Gene transfer or genetic engineering in Indian major carps was first initiated by introducing growth hormone gene in the embryos of L.rohita (Alok et al., 1995). This is the earliest work initiated on Indian major carp. These workers microinjected about 150,000 to 200,000 copies of a fusion gene containing marine metallothionine promoter (Mu MT) and the coding sequence of human growth hormone (hGH) into the fertilized cone of the embryos of L. rohita.
In total, about 434 embryos were microinjected, of which only 50 embryos survived. Ultimately, only 5 of these 50 embryos survived up to 90 days. Analysis of DNA from gill tissues of these surviving embryos has shown that only two of them contained transgene in their genome, carrying 1–2 copies of the human growth hormone gene in their genome. However, these results indicate that it is possible to introduce foreign DNA into the embryos of L. rohita (Alok et al., 1995).
Reddy et al., 1991 worked out some techniques to prolong the developmental events (cleavage) during the embryonic developments in major carps in order to facilitate gene transfer. Depending on the ambient temperature (28–30°C), one celled stage (formation of blastodisc) appears in the fertilized eggs of major carps, 20–25 min after fertilization/ insemination and lasts only for 8–10 min. after which the first cleavage commences (2-celled stage).
Reddy et al. (1991) developed techniques for facilitating the implantation of foreign gene (DNA) directly into fertilized carp egg through microinjection. The usual time of development for the formation of one celled stage in the fertilized eggs could be prolonged for 20–30 min by incubating the eggs in water 20C rather than the normal tap or pond water at 29–30C.

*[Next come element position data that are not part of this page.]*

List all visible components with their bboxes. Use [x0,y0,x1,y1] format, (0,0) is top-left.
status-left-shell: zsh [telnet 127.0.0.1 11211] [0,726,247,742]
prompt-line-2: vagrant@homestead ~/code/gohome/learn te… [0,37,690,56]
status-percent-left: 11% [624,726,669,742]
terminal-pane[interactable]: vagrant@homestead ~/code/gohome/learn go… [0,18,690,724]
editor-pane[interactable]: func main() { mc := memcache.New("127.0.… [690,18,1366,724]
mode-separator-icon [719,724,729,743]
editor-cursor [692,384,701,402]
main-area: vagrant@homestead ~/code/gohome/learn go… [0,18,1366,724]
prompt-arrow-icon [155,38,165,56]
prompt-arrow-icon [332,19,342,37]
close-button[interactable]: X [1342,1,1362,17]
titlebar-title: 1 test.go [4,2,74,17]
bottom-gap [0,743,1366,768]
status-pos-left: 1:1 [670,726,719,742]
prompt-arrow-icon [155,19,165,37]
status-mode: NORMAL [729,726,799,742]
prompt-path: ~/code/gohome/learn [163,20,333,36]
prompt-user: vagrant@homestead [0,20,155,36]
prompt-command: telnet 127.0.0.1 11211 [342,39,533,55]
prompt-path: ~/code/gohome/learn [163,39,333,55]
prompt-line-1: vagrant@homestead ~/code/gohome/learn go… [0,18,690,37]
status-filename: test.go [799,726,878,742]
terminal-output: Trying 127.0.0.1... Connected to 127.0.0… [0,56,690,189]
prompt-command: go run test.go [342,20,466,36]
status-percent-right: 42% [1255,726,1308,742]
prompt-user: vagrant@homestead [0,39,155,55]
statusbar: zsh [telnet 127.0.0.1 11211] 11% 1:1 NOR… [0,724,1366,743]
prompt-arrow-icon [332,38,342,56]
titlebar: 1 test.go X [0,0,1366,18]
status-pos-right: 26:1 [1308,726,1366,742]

Secondly, by keeping the female and male gametes separately in cold Hank's solution with proper dilution (gametes to Hank's solution 1:4, John et al., 1984), it was possible to maintain the gametes viable for 2–3 hrs under refrigeration at 7–8° C or lower temperature than normal. This method allows researchers to freshly fertilize the eggs in batches at half an hour intervals, so that when one batch is injected, another batch can be made ready. Yet another method suggested was to inject female brood fish at different time intervals, so that when the fertilized eggs of one fish are injected, another fish will be ready to ovulate (Reddy et al., 1991).
At present some more laboratories in India, such as the Centre for Cellular and Molecular Biology (CCMB), and Madurai Kamaraj University are engaged in genetic engineering studies, particularly in fishes including major carps. Isolation of growth hormone genes in L. rohita and C. catla has been also successfully done (Majumdar, 1997, Personal communication).